Pemeriksaan ini dipimpin langsung oleh Tim Bagian Psikologi Biro SDM Polda Kalimantan Selatan yang dipimpin oleh Iptu Galih Risdiantoro, S.Psi, M.M.
Wakapolres HSU, Kompol Sony F.L. Gaol, S.E., M.M., dalam sambutannya mewakili Kapolres HSU, menekankan bahwa kesehatan mental merupakan aspek krusial dalam menjalankan tugas kepolisian, terutama bagi mereka yang memiliki akses terhadap senjata api.
"Kegiatan ini bukan sekadar formalitas, melainkan instrumen penting untuk mengukur kondisi psikologis personel agar tetap stabil dalam melayani masyarakat dan meminimalisir risiko penyalahgunaan senjata api dinas," ujar Sony.
Selain tes untuk pemegang senpi, agenda ini juga mencakup asisten psikologi dan pendampingan konseling bagi personel. Upaya ini bertujuan untuk membantu anggota kepolisian yang menghadapi kendala pribadi maupun tekanan kerja agar dapat kembali bertugas dengan optimal.
Ketua Tim Psikologi Polda Kalsel, Iptu Galih Risdiantoro, menambahkan bahwa program ini merupakan bagian dari upaya berkelanjutan Biro SDM Polda Kalsel dalam membina mentalitas Polri. Melalui konseling, personel didorong untuk mampu mengembangkan diri dan menjaga performa kerja meski di bawah tekanan tinggi.

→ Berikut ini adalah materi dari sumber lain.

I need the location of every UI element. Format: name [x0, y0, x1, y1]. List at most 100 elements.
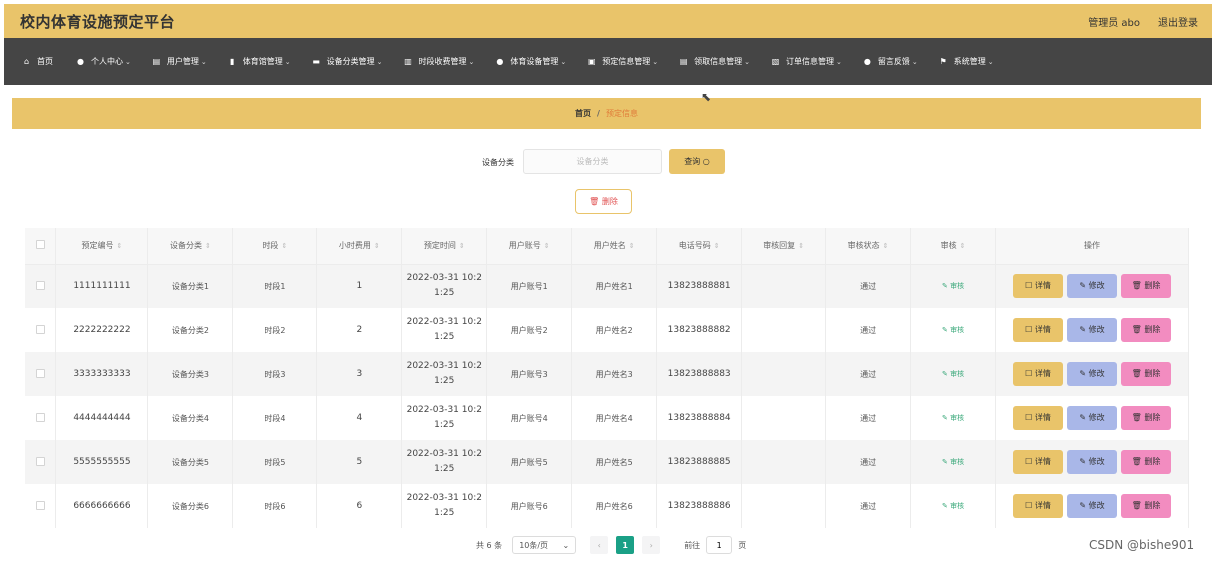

Acara yang dimulai pukul 08.30 WITA ini diikuti oleh jajaran Pejabat Utama (PJU), perwira, serta personel dari berbagai satuan di Polres HSU dan Polsek jajaran. Seluruh rangkaian kegiatan dilaporkan berjalan aman, tertib, dan lancar.
Pemeriksaan psikologi secara berkala ini diharapkan dapat memastikan bahwa setiap anggota Polres HSU tetap "Hebat, Sigap, dan Untuk Masyarakat" sesuai dengan slogan yang diusung institusi tersebut.(hms)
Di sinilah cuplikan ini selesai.